Turns out, traveling across the country was no big deal to the 18-year-olds. Lederman had been to France before. Engler to Japan.

But none of that had prepared them for the heat of climate and hospitality of the people in South Carolina.

“We met some really nice people, especially the host people,” Lederman recalled shortly after returning home this week. “Playing ping-pong with the players from Puerto Rico, The Netherland, Canada … we made some new friends.”

And many baseball enemies along the way. After all, District 45’s path to South Carolina proved to be the end of the road to many of the teams they played.

One was the Southern California entrant in the Regionals. Playing for the championship, District 45 scored in the bottom of the seventh inning to break a 1-1 tie and earn a spot in the World Series.

Engler called it his most memorable game. But in the end, what all three Castro Valley boys surely remembered most was the heartbreak of being on the losing end three times in South Carolina.

“It’s frustrating because we know we could have won those games,” said Lederman, who was taken out of the second World Series game with his team up 8-4, only to watch it slip away. “Those teams were definitely not better than us. If everything had been going our way, it could have been us (winning the championship).”

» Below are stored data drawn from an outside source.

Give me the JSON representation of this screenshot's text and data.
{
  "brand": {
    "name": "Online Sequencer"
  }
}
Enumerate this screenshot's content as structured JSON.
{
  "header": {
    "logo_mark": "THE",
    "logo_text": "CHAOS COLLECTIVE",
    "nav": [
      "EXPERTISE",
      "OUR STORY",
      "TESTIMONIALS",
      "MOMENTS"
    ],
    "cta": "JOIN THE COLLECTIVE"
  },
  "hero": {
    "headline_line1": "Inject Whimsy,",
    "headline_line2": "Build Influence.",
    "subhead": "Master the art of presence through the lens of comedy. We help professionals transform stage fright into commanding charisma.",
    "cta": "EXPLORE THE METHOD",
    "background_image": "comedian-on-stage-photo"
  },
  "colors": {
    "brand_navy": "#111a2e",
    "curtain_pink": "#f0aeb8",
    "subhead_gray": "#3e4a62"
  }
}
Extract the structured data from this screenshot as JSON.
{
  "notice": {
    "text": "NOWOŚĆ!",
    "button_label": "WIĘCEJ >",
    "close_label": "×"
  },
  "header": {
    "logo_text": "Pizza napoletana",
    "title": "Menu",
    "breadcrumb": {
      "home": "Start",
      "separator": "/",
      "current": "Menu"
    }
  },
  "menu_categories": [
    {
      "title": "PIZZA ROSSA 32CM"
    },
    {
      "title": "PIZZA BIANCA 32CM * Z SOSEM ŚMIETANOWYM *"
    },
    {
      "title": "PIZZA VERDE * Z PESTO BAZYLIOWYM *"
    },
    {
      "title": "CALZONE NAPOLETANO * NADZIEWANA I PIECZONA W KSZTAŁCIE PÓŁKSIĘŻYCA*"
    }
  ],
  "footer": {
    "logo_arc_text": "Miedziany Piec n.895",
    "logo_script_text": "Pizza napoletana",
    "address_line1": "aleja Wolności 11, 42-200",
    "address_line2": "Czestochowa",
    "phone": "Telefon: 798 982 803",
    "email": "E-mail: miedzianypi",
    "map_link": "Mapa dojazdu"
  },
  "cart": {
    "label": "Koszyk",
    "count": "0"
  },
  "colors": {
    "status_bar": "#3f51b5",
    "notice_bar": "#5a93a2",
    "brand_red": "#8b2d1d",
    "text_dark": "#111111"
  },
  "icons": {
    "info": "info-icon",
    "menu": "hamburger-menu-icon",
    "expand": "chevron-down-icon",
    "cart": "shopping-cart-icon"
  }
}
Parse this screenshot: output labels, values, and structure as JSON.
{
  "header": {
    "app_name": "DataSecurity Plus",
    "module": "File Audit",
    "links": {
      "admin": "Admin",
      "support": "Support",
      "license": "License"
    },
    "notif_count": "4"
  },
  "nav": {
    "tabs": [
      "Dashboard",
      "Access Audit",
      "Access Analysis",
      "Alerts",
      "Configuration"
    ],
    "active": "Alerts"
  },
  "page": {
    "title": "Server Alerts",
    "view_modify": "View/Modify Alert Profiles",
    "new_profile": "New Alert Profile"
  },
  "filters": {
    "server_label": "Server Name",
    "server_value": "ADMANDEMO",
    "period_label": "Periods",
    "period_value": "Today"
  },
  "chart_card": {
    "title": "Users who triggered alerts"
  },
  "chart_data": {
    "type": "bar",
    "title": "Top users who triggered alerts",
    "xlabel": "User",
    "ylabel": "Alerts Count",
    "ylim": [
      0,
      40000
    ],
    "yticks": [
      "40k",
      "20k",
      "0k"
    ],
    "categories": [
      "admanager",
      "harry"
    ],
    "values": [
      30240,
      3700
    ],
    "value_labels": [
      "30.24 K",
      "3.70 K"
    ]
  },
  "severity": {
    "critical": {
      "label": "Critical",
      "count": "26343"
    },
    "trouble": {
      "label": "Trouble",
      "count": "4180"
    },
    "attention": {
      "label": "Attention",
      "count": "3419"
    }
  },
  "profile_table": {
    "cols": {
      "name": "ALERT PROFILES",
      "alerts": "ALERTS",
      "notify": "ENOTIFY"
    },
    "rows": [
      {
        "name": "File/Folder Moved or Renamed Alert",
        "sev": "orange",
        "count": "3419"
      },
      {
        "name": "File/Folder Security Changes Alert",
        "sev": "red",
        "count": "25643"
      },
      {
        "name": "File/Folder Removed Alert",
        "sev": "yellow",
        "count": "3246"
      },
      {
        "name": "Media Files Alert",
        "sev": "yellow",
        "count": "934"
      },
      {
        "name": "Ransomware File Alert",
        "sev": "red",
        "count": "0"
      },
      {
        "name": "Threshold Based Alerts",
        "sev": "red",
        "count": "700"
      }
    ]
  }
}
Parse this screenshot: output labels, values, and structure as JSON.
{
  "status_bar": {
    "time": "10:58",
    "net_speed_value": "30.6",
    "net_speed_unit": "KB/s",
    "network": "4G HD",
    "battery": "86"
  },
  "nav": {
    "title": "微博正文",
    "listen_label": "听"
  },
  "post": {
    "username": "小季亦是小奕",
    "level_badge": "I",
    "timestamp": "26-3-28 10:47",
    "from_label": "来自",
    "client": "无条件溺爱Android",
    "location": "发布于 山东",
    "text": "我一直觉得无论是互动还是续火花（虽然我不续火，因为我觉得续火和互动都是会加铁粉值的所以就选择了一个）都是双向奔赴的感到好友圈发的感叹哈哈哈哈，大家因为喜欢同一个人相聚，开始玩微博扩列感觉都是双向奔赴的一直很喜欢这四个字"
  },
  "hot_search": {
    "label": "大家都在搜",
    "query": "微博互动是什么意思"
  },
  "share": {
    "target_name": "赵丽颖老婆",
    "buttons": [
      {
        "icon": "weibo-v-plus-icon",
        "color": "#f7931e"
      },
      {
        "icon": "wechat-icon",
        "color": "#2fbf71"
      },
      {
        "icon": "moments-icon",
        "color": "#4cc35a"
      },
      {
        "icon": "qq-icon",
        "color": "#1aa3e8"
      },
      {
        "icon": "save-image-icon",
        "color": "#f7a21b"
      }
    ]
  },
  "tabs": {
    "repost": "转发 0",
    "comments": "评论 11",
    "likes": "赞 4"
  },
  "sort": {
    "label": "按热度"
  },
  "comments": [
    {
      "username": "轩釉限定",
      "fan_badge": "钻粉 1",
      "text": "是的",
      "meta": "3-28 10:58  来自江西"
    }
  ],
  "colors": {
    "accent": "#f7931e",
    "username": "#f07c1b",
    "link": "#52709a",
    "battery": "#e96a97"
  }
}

Added Engler, “We were the only team to beat South Carolina. We feel we should have been in that championship game. What we saw of the competition, all those other teams we know we could have beaten.”

The Castro Valley trio graduates from Little League this year, but that doesn’t mean they’ll be strangers next baseball season. Lederman, Engler and several District 45 teammates are planning a reunion of sorts at Chabot College.

“That will be very exciting,” Lederman predicted. “That’ll be a really good team.”